To contextualise: $300M in FY26 represented roughly 3.7% of total revenue. At $1 billion in FY28 on a total revenue base approaching $16.5 billion, switching would represent approximately 6% of revenue — meaningfully larger in absolute terms, and growing faster than the company average. For a quality investor, the important question is whether this growth is driven by Volume, by pricing power, or by both. The architecture transition from 400G to 800G ethernet switching, combined with the introduction of proprietary AI-optimised switching protocols, suggests that this cycle is not purely volume-driven.
Scale-Out and Scale-Up: Two Different Markets
The Q1 FY27 Earnings materials introduced an important distinction between scale-out and scale-up switching. Scale-out refers to traditional ethernet switching that connects servers within and between racks in a conventional topology. This is the market where the $300M to $600M to $1 billion trajectory is primarily located. Scale-up refers to a new category of switching that operates within AI Training clusters, connecting GPUs to each other through ultra-low-latency, ultra-high-bandwidth fabrics that are architecturally different from conventional ethernet.

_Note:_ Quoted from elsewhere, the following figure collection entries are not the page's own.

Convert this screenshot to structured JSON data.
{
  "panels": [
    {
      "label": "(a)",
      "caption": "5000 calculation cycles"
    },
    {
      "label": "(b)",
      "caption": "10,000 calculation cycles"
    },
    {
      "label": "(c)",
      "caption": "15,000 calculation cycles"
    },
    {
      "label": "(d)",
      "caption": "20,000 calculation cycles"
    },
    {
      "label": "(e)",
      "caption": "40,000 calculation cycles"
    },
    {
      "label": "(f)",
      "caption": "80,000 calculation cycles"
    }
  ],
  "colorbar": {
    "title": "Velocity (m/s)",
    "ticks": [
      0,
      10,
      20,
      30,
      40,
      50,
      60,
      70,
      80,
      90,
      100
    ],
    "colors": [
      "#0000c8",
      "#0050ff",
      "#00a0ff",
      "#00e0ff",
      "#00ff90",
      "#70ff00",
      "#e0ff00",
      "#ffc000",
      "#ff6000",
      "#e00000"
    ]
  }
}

In March 2026, Marvell launched the industry's first 260-lane PCIe 6.0 Switch for AI data centre scale-up infrastructure. This is a genuinely novel product — PCIe 6.0 at 260 lanes pushes the theoretical bandwidth envelope far beyond what prior-generation switches could offer. Management noted in Q1 FY27 that multiple tier-1 customer engagements are underway for scale-up switching, which suggests that commercial validation of this product is in process rather than aspirational.

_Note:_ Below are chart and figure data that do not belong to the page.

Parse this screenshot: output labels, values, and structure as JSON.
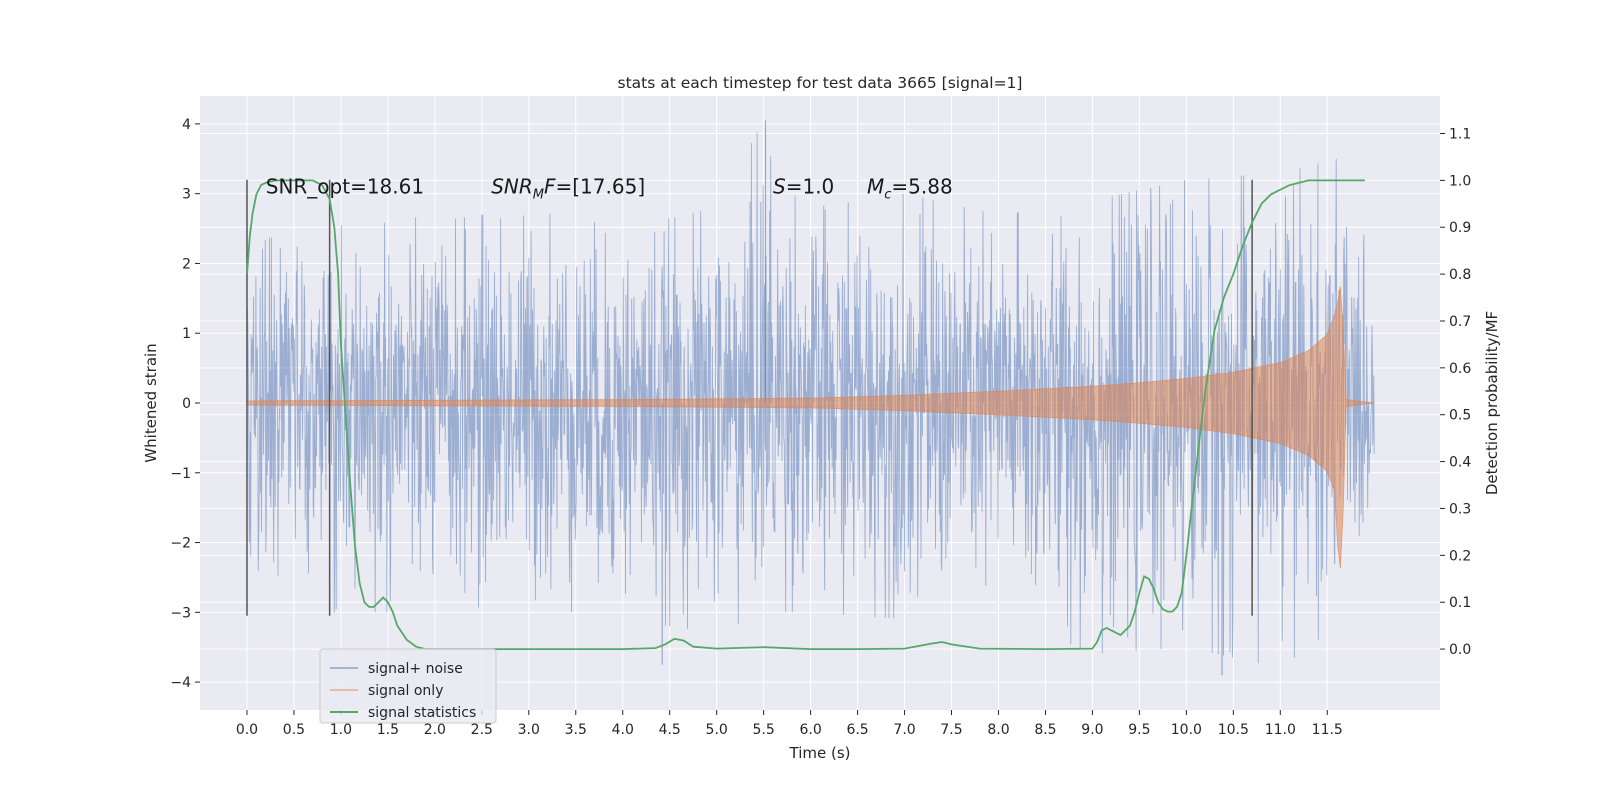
{
  "chart_data": {
    "type": "line",
    "title": "stats at each timestep for test data 3665 [signal=1]",
    "xlabel": "Time (s)",
    "ylabel": "Whitened strain",
    "y2label": "Detection probability/MF",
    "xlim": [
      -0.5,
      12.7
    ],
    "ylim": [
      -4.4,
      4.4
    ],
    "y2lim": [
      -0.13,
      1.18
    ],
    "x_ticks": [
      0.0,
      0.5,
      1.0,
      1.5,
      2.0,
      2.5,
      3.0,
      3.5,
      4.0,
      4.5,
      5.0,
      5.5,
      6.0,
      6.5,
      7.0,
      7.5,
      8.0,
      8.5,
      9.0,
      9.5,
      10.0,
      10.5,
      11.0,
      11.5
    ],
    "x_tick_labels": [
      "0.0",
      "0.5",
      "1.0",
      "1.5",
      "2.0",
      "2.5",
      "3.0",
      "3.5",
      "4.0",
      "4.5",
      "5.0",
      "5.5",
      "6.0",
      "6.5",
      "7.0",
      "7.5",
      "8.0",
      "8.5",
      "9.0",
      "9.5",
      "10.0",
      "10.5",
      "11.0",
      "11.5"
    ],
    "y_ticks": [
      -4,
      -3,
      -2,
      -1,
      0,
      1,
      2,
      3,
      4
    ],
    "y_tick_labels": [
      "−4",
      "−3",
      "−2",
      "−1",
      "0",
      "1",
      "2",
      "3",
      "4"
    ],
    "y2_ticks": [
      0.0,
      0.1,
      0.2,
      0.3,
      0.4,
      0.5,
      0.6,
      0.7,
      0.8,
      0.9,
      1.0,
      1.1
    ],
    "y2_tick_labels": [
      "0.0",
      "0.1",
      "0.2",
      "0.3",
      "0.4",
      "0.5",
      "0.6",
      "0.7",
      "0.8",
      "0.9",
      "1.0",
      "1.1"
    ],
    "grid": true,
    "legend_position": "lower-left",
    "series": [
      {
        "name": "signal+ noise",
        "color": "#4c72b0",
        "x_range": [
          0.0,
          12.0
        ],
        "envelope_x": [
          0.0,
          1.0,
          2.0,
          3.0,
          4.0,
          5.0,
          5.5,
          6.0,
          7.0,
          8.0,
          9.0,
          10.0,
          11.0,
          11.6,
          12.0
        ],
        "envelope_upper": [
          2.2,
          2.9,
          2.6,
          2.8,
          2.5,
          2.8,
          4.05,
          2.8,
          3.0,
          2.7,
          2.9,
          3.2,
          3.3,
          3.5,
          2.0
        ],
        "envelope_lower": [
          -3.1,
          -3.0,
          -3.0,
          -2.9,
          -3.1,
          -3.3,
          -3.0,
          -3.0,
          -3.1,
          -3.0,
          -3.6,
          -3.5,
          -3.8,
          -3.2,
          -1.8
        ]
      },
      {
        "name": "signal only",
        "color": "#dd8452",
        "x": [
          0.0,
          2.0,
          4.0,
          6.0,
          7.0,
          8.0,
          9.0,
          9.5,
          10.0,
          10.5,
          11.0,
          11.3,
          11.5,
          11.6,
          11.65,
          11.7,
          12.0
        ],
        "amplitude": [
          0.03,
          0.04,
          0.05,
          0.07,
          0.11,
          0.17,
          0.24,
          0.29,
          0.35,
          0.44,
          0.58,
          0.75,
          0.98,
          1.35,
          1.75,
          0.05,
          0.0
        ]
      },
      {
        "name": "signal statistics",
        "color": "#55a868",
        "x": [
          0.0,
          0.03,
          0.06,
          0.1,
          0.15,
          0.2,
          0.3,
          0.5,
          0.7,
          0.8,
          0.88,
          0.93,
          0.97,
          1.0,
          1.05,
          1.1,
          1.15,
          1.2,
          1.25,
          1.3,
          1.35,
          1.4,
          1.45,
          1.5,
          1.55,
          1.6,
          1.7,
          1.8,
          1.9,
          2.0,
          3.0,
          4.0,
          4.35,
          4.45,
          4.55,
          4.65,
          4.75,
          5.0,
          5.5,
          6.0,
          6.5,
          7.0,
          7.3,
          7.4,
          7.5,
          7.8,
          8.5,
          9.0,
          9.05,
          9.1,
          9.15,
          9.2,
          9.3,
          9.4,
          9.45,
          9.5,
          9.55,
          9.6,
          9.65,
          9.7,
          9.75,
          9.8,
          9.85,
          9.9,
          9.95,
          10.0,
          10.1,
          10.2,
          10.3,
          10.4,
          10.5,
          10.6,
          10.7,
          10.8,
          10.9,
          11.0,
          11.1,
          11.2,
          11.3,
          11.5,
          11.7,
          11.9
        ],
        "y": [
          0.8,
          0.88,
          0.93,
          0.97,
          0.99,
          0.995,
          1.0,
          1.0,
          1.0,
          0.99,
          0.96,
          0.9,
          0.8,
          0.65,
          0.5,
          0.35,
          0.22,
          0.14,
          0.1,
          0.09,
          0.09,
          0.1,
          0.11,
          0.1,
          0.08,
          0.05,
          0.02,
          0.005,
          0.0,
          0.0,
          0.0,
          0.0,
          0.002,
          0.01,
          0.022,
          0.018,
          0.005,
          0.001,
          0.004,
          0.0,
          0.0,
          0.001,
          0.012,
          0.015,
          0.01,
          0.001,
          0.0,
          0.001,
          0.015,
          0.04,
          0.045,
          0.04,
          0.03,
          0.05,
          0.08,
          0.12,
          0.155,
          0.15,
          0.13,
          0.1,
          0.085,
          0.08,
          0.08,
          0.09,
          0.12,
          0.2,
          0.38,
          0.55,
          0.68,
          0.75,
          0.8,
          0.86,
          0.91,
          0.95,
          0.97,
          0.98,
          0.99,
          0.995,
          1.0,
          1.0,
          1.0,
          1.0
        ]
      }
    ],
    "vertical_lines": [
      {
        "x": 0.0,
        "y_from": -3.05,
        "y_to": 3.2
      },
      {
        "x": 0.88,
        "y_from": -3.05,
        "y_to": 3.2
      },
      {
        "x": 10.7,
        "y_from": -3.05,
        "y_to": 3.2
      }
    ],
    "annotations": [
      {
        "x": 0.2,
        "y": 3.1,
        "parts": [
          {
            "t": "SNR_opt=18.61"
          }
        ]
      },
      {
        "x": 2.6,
        "y": 3.1,
        "parts": [
          {
            "t": "SNR",
            "i": true
          },
          {
            "t": "M",
            "i": true,
            "sub": true
          },
          {
            "t": "F",
            "i": true
          },
          {
            "t": "=[17.65]"
          }
        ]
      },
      {
        "x": 5.6,
        "y": 3.1,
        "parts": [
          {
            "t": "S",
            "i": true
          },
          {
            "t": "=1.0"
          }
        ]
      },
      {
        "x": 6.6,
        "y": 3.1,
        "parts": [
          {
            "t": "M",
            "i": true
          },
          {
            "t": "c",
            "i": true,
            "sub": true
          },
          {
            "t": "=5.88"
          }
        ]
      }
    ]
  }
}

CXL: The Third Switching Leg
The XConn acquisition adds a third switching revenue stream: CXL memory switching. While scale-out switching connects compute nodes and scale-up switching connects GPUs within training clusters, CXL switching connects processors to memory pools across a shared fabric. The CXL switch market is nascent but growing rapidly as the industry converges on CXL as the standard for disaggregated memory architectures. In March 2026, Marvell launched its next-generation CXL switch enabling memory pooling to address what it described as the AI 'memory wall.'
Three distinct switching revenue streams — scale-out ethernet, scale-up PCIe 6.0, and CXL memory fabric — each at different stages of the S-curve and each growing simultaneously. For a long-term investor, this is the kind of multi-vector growth opportunity that creates durable compounding over a five to ten year horizon, provided management executes on the product roadmap and converts the tier-1 customer engagements into production revenue.
Disclaimer
This article is for informational purposes only and does not constitute financial advice or a recommendation to buy or sell any security. All data is sourced from Marvell Technology's official earnings presentations (FY26 Q4 and Q1 FY27). Investors should conduct their own Due Diligence before making Investment decisions.